Comparing majority leader to Trent Lott is offensive
By Caroline Miller,  Newser Staff
Posted Jan 11, 2010 7:20 AM CST
It's Not Reid Who Needs to Apologize—It's Steele
In this file photo taken May 26, 2009, President Barack Obama stands with Senate Majority Leader Harry Reid, D-Nev., at a fundraising event in Las Vegas.   (AP Photo/Charles Dharapak, File)

OK, using the term Negro was seriously last century, writes Sandy Banks, but Harry Reid didn't say anything bigoted or anything African Americans don't know to be true when he essentially said if "you're black, it is easier in this country to be light-skinned." He apologized for offending African Americans, but Banks, writing in the Los Angeles Times, wonders what she should be offended about. His only crime is being "indelicate and impolitic."
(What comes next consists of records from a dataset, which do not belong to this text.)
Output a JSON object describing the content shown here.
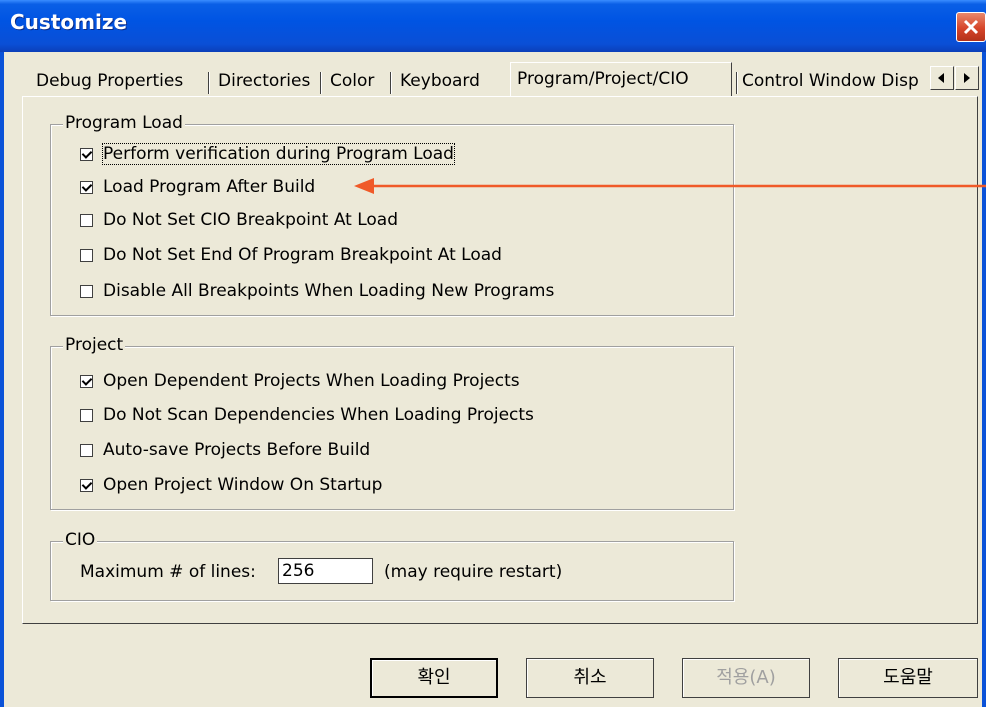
{
  "window": {
    "title": "Customize"
  },
  "tabs": [
    "Debug Properties",
    "Directories",
    "Color",
    "Keyboard",
    "Program/Project/CIO",
    "Control Window Disp"
  ],
  "program_load": {
    "label": "Program Load",
    "items": [
      {
        "text": "Perform verification during Program Load",
        "checked": true
      },
      {
        "text": "Load Program After Build",
        "checked": true
      },
      {
        "text": "Do Not Set CIO Breakpoint At Load",
        "checked": false
      },
      {
        "text": "Do Not Set End Of Program Breakpoint At Load",
        "checked": false
      },
      {
        "text": "Disable All Breakpoints When Loading New Programs",
        "checked": false
      }
    ]
  },
  "project": {
    "label": "Project",
    "items": [
      {
        "text": "Open Dependent Projects When Loading Projects",
        "checked": true
      },
      {
        "text": "Do Not Scan Dependencies When Loading Projects",
        "checked": false
      },
      {
        "text": "Auto-save Projects Before Build",
        "checked": false
      },
      {
        "text": "Open Project Window On Startup",
        "checked": true
      }
    ]
  },
  "cio": {
    "label": "CIO",
    "max_lines_label": "Maximum # of lines:",
    "max_lines_value": "256",
    "note": "(may require restart)"
  },
  "buttons": {
    "ok": "확인",
    "cancel": "취소",
    "apply": "적용(A)",
    "help": "도움말"
  },
  "colors": {
    "arrow": "#f05a28",
    "titlebar": "#0054e3"
  }
}
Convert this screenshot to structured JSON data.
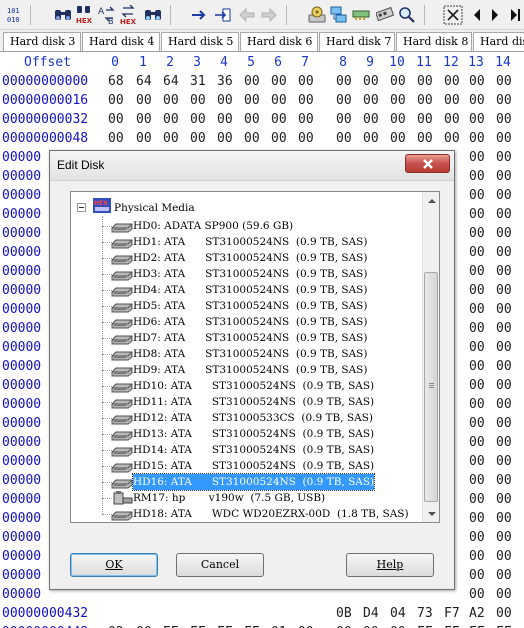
{
  "toolbar": {
    "icons": [
      "binary-010-icon",
      "binoculars-icon",
      "find-hex-icon",
      "replace-text-icon",
      "replace-hex-icon",
      "binoculars-next-icon",
      "arrow-right-icon",
      "goto-offset-icon",
      "back-icon",
      "forward-icon",
      "open-disk-icon",
      "disk-clone-icon",
      "ram-icon",
      "ram-icon-2",
      "search-icon",
      "tools-icon",
      "prev-icon",
      "next-icon",
      "next-icon-2"
    ]
  },
  "tabs": [
    "Hard disk 3",
    "Hard disk 4",
    "Hard disk 5",
    "Hard disk 6",
    "Hard disk 7",
    "Hard disk 8",
    "Hard disk"
  ],
  "hex": {
    "offset_label": "Offset",
    "columns": [
      "0",
      "1",
      "2",
      "3",
      "4",
      "5",
      "6",
      "7",
      "8",
      "9",
      "10",
      "11",
      "12",
      "13",
      "14"
    ],
    "rows": [
      {
        "offset": "00000000000",
        "bytes": [
          "68",
          "64",
          "64",
          "31",
          "36",
          "00",
          "00",
          "00",
          "00",
          "00",
          "00",
          "00",
          "00",
          "00",
          "00"
        ]
      },
      {
        "offset": "00000000016",
        "bytes": [
          "00",
          "00",
          "00",
          "00",
          "00",
          "00",
          "00",
          "00",
          "00",
          "00",
          "00",
          "00",
          "00",
          "00",
          "00"
        ]
      },
      {
        "offset": "00000000032",
        "bytes": [
          "00",
          "00",
          "00",
          "00",
          "00",
          "00",
          "00",
          "00",
          "00",
          "00",
          "00",
          "00",
          "00",
          "00",
          "00"
        ]
      },
      {
        "offset": "00000000048",
        "bytes": [
          "00",
          "00",
          "00",
          "00",
          "00",
          "00",
          "00",
          "00",
          "00",
          "00",
          "00",
          "00",
          "00",
          "00",
          "00"
        ]
      },
      {
        "offset": "00000",
        "bytes": [
          "",
          "",
          "",
          "",
          "",
          "",
          "",
          "",
          "",
          "",
          "",
          "",
          "",
          "00",
          "00"
        ]
      },
      {
        "offset": "00000",
        "bytes": [
          "",
          "",
          "",
          "",
          "",
          "",
          "",
          "",
          "",
          "",
          "",
          "",
          "",
          "00",
          "00"
        ]
      },
      {
        "offset": "00000",
        "bytes": [
          "",
          "",
          "",
          "",
          "",
          "",
          "",
          "",
          "",
          "",
          "",
          "",
          "",
          "00",
          "00"
        ]
      },
      {
        "offset": "00000",
        "bytes": [
          "",
          "",
          "",
          "",
          "",
          "",
          "",
          "",
          "",
          "",
          "",
          "",
          "",
          "00",
          "00"
        ]
      },
      {
        "offset": "00000",
        "bytes": [
          "",
          "",
          "",
          "",
          "",
          "",
          "",
          "",
          "",
          "",
          "",
          "",
          "",
          "00",
          "00"
        ]
      },
      {
        "offset": "00000",
        "bytes": [
          "",
          "",
          "",
          "",
          "",
          "",
          "",
          "",
          "",
          "",
          "",
          "",
          "",
          "00",
          "00"
        ]
      },
      {
        "offset": "00000",
        "bytes": [
          "",
          "",
          "",
          "",
          "",
          "",
          "",
          "",
          "",
          "",
          "",
          "",
          "",
          "00",
          "00"
        ]
      },
      {
        "offset": "00000",
        "bytes": [
          "",
          "",
          "",
          "",
          "",
          "",
          "",
          "",
          "",
          "",
          "",
          "",
          "",
          "00",
          "00"
        ]
      },
      {
        "offset": "00000",
        "bytes": [
          "",
          "",
          "",
          "",
          "",
          "",
          "",
          "",
          "",
          "",
          "",
          "",
          "",
          "00",
          "00"
        ]
      },
      {
        "offset": "00000",
        "bytes": [
          "",
          "",
          "",
          "",
          "",
          "",
          "",
          "",
          "",
          "",
          "",
          "",
          "",
          "00",
          "00"
        ]
      },
      {
        "offset": "00000",
        "bytes": [
          "",
          "",
          "",
          "",
          "",
          "",
          "",
          "",
          "",
          "",
          "",
          "",
          "",
          "00",
          "00"
        ]
      },
      {
        "offset": "00000",
        "bytes": [
          "",
          "",
          "",
          "",
          "",
          "",
          "",
          "",
          "",
          "",
          "",
          "",
          "",
          "00",
          "00"
        ]
      },
      {
        "offset": "00000",
        "bytes": [
          "",
          "",
          "",
          "",
          "",
          "",
          "",
          "",
          "",
          "",
          "",
          "",
          "",
          "00",
          "00"
        ]
      },
      {
        "offset": "00000",
        "bytes": [
          "",
          "",
          "",
          "",
          "",
          "",
          "",
          "",
          "",
          "",
          "",
          "",
          "",
          "00",
          "00"
        ]
      },
      {
        "offset": "00000",
        "bytes": [
          "",
          "",
          "",
          "",
          "",
          "",
          "",
          "",
          "",
          "",
          "",
          "",
          "",
          "00",
          "00"
        ]
      },
      {
        "offset": "00000",
        "bytes": [
          "",
          "",
          "",
          "",
          "",
          "",
          "",
          "",
          "",
          "",
          "",
          "",
          "",
          "00",
          "00"
        ]
      },
      {
        "offset": "00000",
        "bytes": [
          "",
          "",
          "",
          "",
          "",
          "",
          "",
          "",
          "",
          "",
          "",
          "",
          "",
          "00",
          "00"
        ]
      },
      {
        "offset": "00000",
        "bytes": [
          "",
          "",
          "",
          "",
          "",
          "",
          "",
          "",
          "",
          "",
          "",
          "",
          "",
          "00",
          "00"
        ]
      },
      {
        "offset": "00000",
        "bytes": [
          "",
          "",
          "",
          "",
          "",
          "",
          "",
          "",
          "",
          "",
          "",
          "",
          "",
          "00",
          "00"
        ]
      },
      {
        "offset": "00000",
        "bytes": [
          "",
          "",
          "",
          "",
          "",
          "",
          "",
          "",
          "",
          "",
          "",
          "",
          "",
          "00",
          "00"
        ]
      },
      {
        "offset": "00000",
        "bytes": [
          "",
          "",
          "",
          "",
          "",
          "",
          "",
          "",
          "",
          "",
          "",
          "",
          "",
          "00",
          "00"
        ]
      },
      {
        "offset": "00000",
        "bytes": [
          "",
          "",
          "",
          "",
          "",
          "",
          "",
          "",
          "",
          "",
          "",
          "",
          "",
          "00",
          "00"
        ]
      },
      {
        "offset": "00000",
        "bytes": [
          "",
          "",
          "",
          "",
          "",
          "",
          "",
          "",
          "",
          "",
          "",
          "",
          "",
          "00",
          "00"
        ]
      },
      {
        "offset": "00000",
        "bytes": [
          "",
          "",
          "",
          "",
          "",
          "",
          "",
          "",
          "",
          "",
          "",
          "",
          "",
          "00",
          "00"
        ]
      },
      {
        "offset": "00000000432",
        "bytes": [
          "",
          "",
          "",
          "",
          "",
          "",
          "",
          "",
          "0B",
          "D4",
          "04",
          "73",
          "F7",
          "A2",
          "00"
        ]
      },
      {
        "offset": "00000000448",
        "bytes": [
          "02",
          "00",
          "EE",
          "FF",
          "FF",
          "FF",
          "01",
          "00",
          "00",
          "00",
          "00",
          "FF",
          "FF",
          "FF",
          "FF"
        ]
      }
    ]
  },
  "dialog": {
    "title": "Edit Disk",
    "root_label": "Physical Media",
    "root_icon": "hex-disk-icon",
    "items": [
      {
        "label": "HD0: ADATA SP900 (59.6 GB)",
        "icon": "hard-disk-icon"
      },
      {
        "label": "HD1: ATA      ST31000524NS  (0.9 TB, SAS)",
        "icon": "hard-disk-icon"
      },
      {
        "label": "HD2: ATA      ST31000524NS  (0.9 TB, SAS)",
        "icon": "hard-disk-icon"
      },
      {
        "label": "HD3: ATA      ST31000524NS  (0.9 TB, SAS)",
        "icon": "hard-disk-icon"
      },
      {
        "label": "HD4: ATA      ST31000524NS  (0.9 TB, SAS)",
        "icon": "hard-disk-icon"
      },
      {
        "label": "HD5: ATA      ST31000524NS  (0.9 TB, SAS)",
        "icon": "hard-disk-icon"
      },
      {
        "label": "HD6: ATA      ST31000524NS  (0.9 TB, SAS)",
        "icon": "hard-disk-icon"
      },
      {
        "label": "HD7: ATA      ST31000524NS  (0.9 TB, SAS)",
        "icon": "hard-disk-icon"
      },
      {
        "label": "HD8: ATA      ST31000524NS  (0.9 TB, SAS)",
        "icon": "hard-disk-icon"
      },
      {
        "label": "HD9: ATA      ST31000524NS  (0.9 TB, SAS)",
        "icon": "hard-disk-icon"
      },
      {
        "label": "HD10: ATA      ST31000524NS  (0.9 TB, SAS)",
        "icon": "hard-disk-icon"
      },
      {
        "label": "HD11: ATA      ST31000524NS  (0.9 TB, SAS)",
        "icon": "hard-disk-icon"
      },
      {
        "label": "HD12: ATA      ST31000533CS  (0.9 TB, SAS)",
        "icon": "hard-disk-icon"
      },
      {
        "label": "HD13: ATA      ST31000524NS  (0.9 TB, SAS)",
        "icon": "hard-disk-icon"
      },
      {
        "label": "HD14: ATA      ST31000524NS  (0.9 TB, SAS)",
        "icon": "hard-disk-icon"
      },
      {
        "label": "HD15: ATA      ST31000524NS  (0.9 TB, SAS)",
        "icon": "hard-disk-icon"
      },
      {
        "label": "HD16: ATA      ST31000524NS  (0.9 TB, SAS)",
        "icon": "hard-disk-icon",
        "selected": true
      },
      {
        "label": "RM17: hp       v190w  (7.5 GB, USB)",
        "icon": "usb-drive-icon"
      },
      {
        "label": "HD18: ATA      WDC WD20EZRX-00D  (1.8 TB, SAS)",
        "icon": "hard-disk-icon"
      }
    ],
    "ok_label": "OK",
    "cancel_label": "Cancel",
    "help_label": "Help"
  },
  "colors": {
    "offset_blue": "#1010c8",
    "selection": "#3399ff",
    "close_red": "#c75050"
  }
}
"I think the next apology ought to come from Michael Steele," she writes, "the light-skinned, dialectically flexible African American head of the Republican National Committee." In likening Reid to Trent Lott, the proud segregationist, Steele's the one who tramples sensibilities. "Either Steele is playing politics with a combustible case, or he thinks Americans are so incapable of thinking intelligently about race that we can't tell the difference between Lott and Reid."